Chobani [CC BY-SA 3.0], via Wikimedia Commons
October 31, 2016; New York Times

Hamdi Ulukaya, founder of the yogurt giant Chobani, and an immigrant himself, has been under siege of late for his advocacy and employment of refugees.

Ulukaya, who founded Chobani in 2007, has been a strong advocate for refugees from his native Turkey as well as other countries reeling from the impact of recent crises, like the wars in Iraq and Afghanistan. He has been outspoken on immigrant rights in highly public spaces such as the World Economic Forum. He founded The Tent Foundation to mobilize corporate leaders, and has committed most of his wealth to addressing the refugee crisis.

He has also put his advocacy into practice at Chobani.

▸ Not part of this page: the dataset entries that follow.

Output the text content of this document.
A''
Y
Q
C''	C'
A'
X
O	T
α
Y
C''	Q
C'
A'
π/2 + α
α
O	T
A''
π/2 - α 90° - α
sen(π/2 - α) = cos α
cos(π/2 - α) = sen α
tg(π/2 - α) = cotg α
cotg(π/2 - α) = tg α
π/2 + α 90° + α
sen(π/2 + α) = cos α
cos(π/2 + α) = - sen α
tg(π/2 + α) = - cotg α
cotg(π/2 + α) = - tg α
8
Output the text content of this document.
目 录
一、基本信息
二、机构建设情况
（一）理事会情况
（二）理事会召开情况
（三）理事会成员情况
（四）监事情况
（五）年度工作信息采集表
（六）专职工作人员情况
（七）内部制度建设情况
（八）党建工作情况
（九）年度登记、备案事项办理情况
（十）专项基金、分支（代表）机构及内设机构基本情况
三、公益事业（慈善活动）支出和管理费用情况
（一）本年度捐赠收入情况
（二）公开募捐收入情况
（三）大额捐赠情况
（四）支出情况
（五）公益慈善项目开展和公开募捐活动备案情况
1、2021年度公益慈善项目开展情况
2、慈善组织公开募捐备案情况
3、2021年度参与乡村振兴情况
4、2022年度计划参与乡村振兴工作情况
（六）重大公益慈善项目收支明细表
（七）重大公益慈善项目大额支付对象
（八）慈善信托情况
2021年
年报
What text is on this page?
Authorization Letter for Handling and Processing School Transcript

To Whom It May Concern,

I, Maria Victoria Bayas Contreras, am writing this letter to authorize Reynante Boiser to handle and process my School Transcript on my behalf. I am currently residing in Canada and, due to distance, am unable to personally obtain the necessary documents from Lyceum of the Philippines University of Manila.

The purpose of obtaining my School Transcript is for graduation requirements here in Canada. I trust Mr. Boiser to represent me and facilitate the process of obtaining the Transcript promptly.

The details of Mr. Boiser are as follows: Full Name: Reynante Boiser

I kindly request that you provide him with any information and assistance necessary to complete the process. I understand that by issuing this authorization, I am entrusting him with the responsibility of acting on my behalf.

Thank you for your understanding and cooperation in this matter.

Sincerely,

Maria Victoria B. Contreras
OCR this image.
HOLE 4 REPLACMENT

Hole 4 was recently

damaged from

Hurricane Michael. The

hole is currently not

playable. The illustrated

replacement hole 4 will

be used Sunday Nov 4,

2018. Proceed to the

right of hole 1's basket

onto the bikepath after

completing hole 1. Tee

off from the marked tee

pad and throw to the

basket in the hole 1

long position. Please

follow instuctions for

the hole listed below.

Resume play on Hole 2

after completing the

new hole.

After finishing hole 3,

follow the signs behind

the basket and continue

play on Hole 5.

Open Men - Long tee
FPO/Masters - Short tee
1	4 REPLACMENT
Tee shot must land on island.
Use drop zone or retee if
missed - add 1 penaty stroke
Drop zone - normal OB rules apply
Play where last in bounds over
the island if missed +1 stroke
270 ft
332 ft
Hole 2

When Chobani opened a new factory in Twin Falls, Idaho, Ulukaya partnered with nonprofit resettlement centers in the area to recruit its new employees—a common hiring practice for the company. Once recruited, refugees were paid above the minimum wage, provided transportation, and equipped with translators to help them realize success in their new roles.

“The minute a refugee has a job, that’s the minute they stop being a refugee,” Ulukaya has said.

But this move agitates far-right politics. An increasingly nationalistic movement within the country mobilized by the upcoming presidential election is confronting Ulukaya’s empathy and compassion with anti-Muslim hate speech and death threats. The controversial website Breitbart, for example, published a story that attributes the rise of tuberculosis in Twin Falls, Idaho, with Chobani hiring refugees.

The mayor of Twin Falls, Democrat Shawn Barigar, has also come under attack, including death threats, for supporting Chobani in what some are calling the “Islamification of the United States,” a response he calls “crazy.” Barigar points to the anti-immigration rhetoric made popular through Donald Trump’s campaign as the culprit. “Donald Trump really fueled a sentiment about immigration that is shared by a very small part of our community,” he said. “We are an agricultural center. We’ve depended on immigrants for a half-century or more.”

The counter-response in support of Chobani has grown increasingly strong. Chobani’s Twitter feed, for example, surges with gratitude and encouragement.

The New York Times reports that Chobani’s example as a corporate leader is being noticed and admired by his peers.

Chobani’s work with refugees went largely unnoticed until this January, when Mr. Ulukaya spoke at the World Economic Forum in Davos, Switzerland. His message—that corporations needed to do more to assist refugees—broke through the high-minded rhetoric.

“He was quite a sensation there,” said Kenneth Roth, executive director of Human Rights Watch, who attended the event. “Here was someone who went beyond the well-meaning chatter of Davos and was walking the walk.”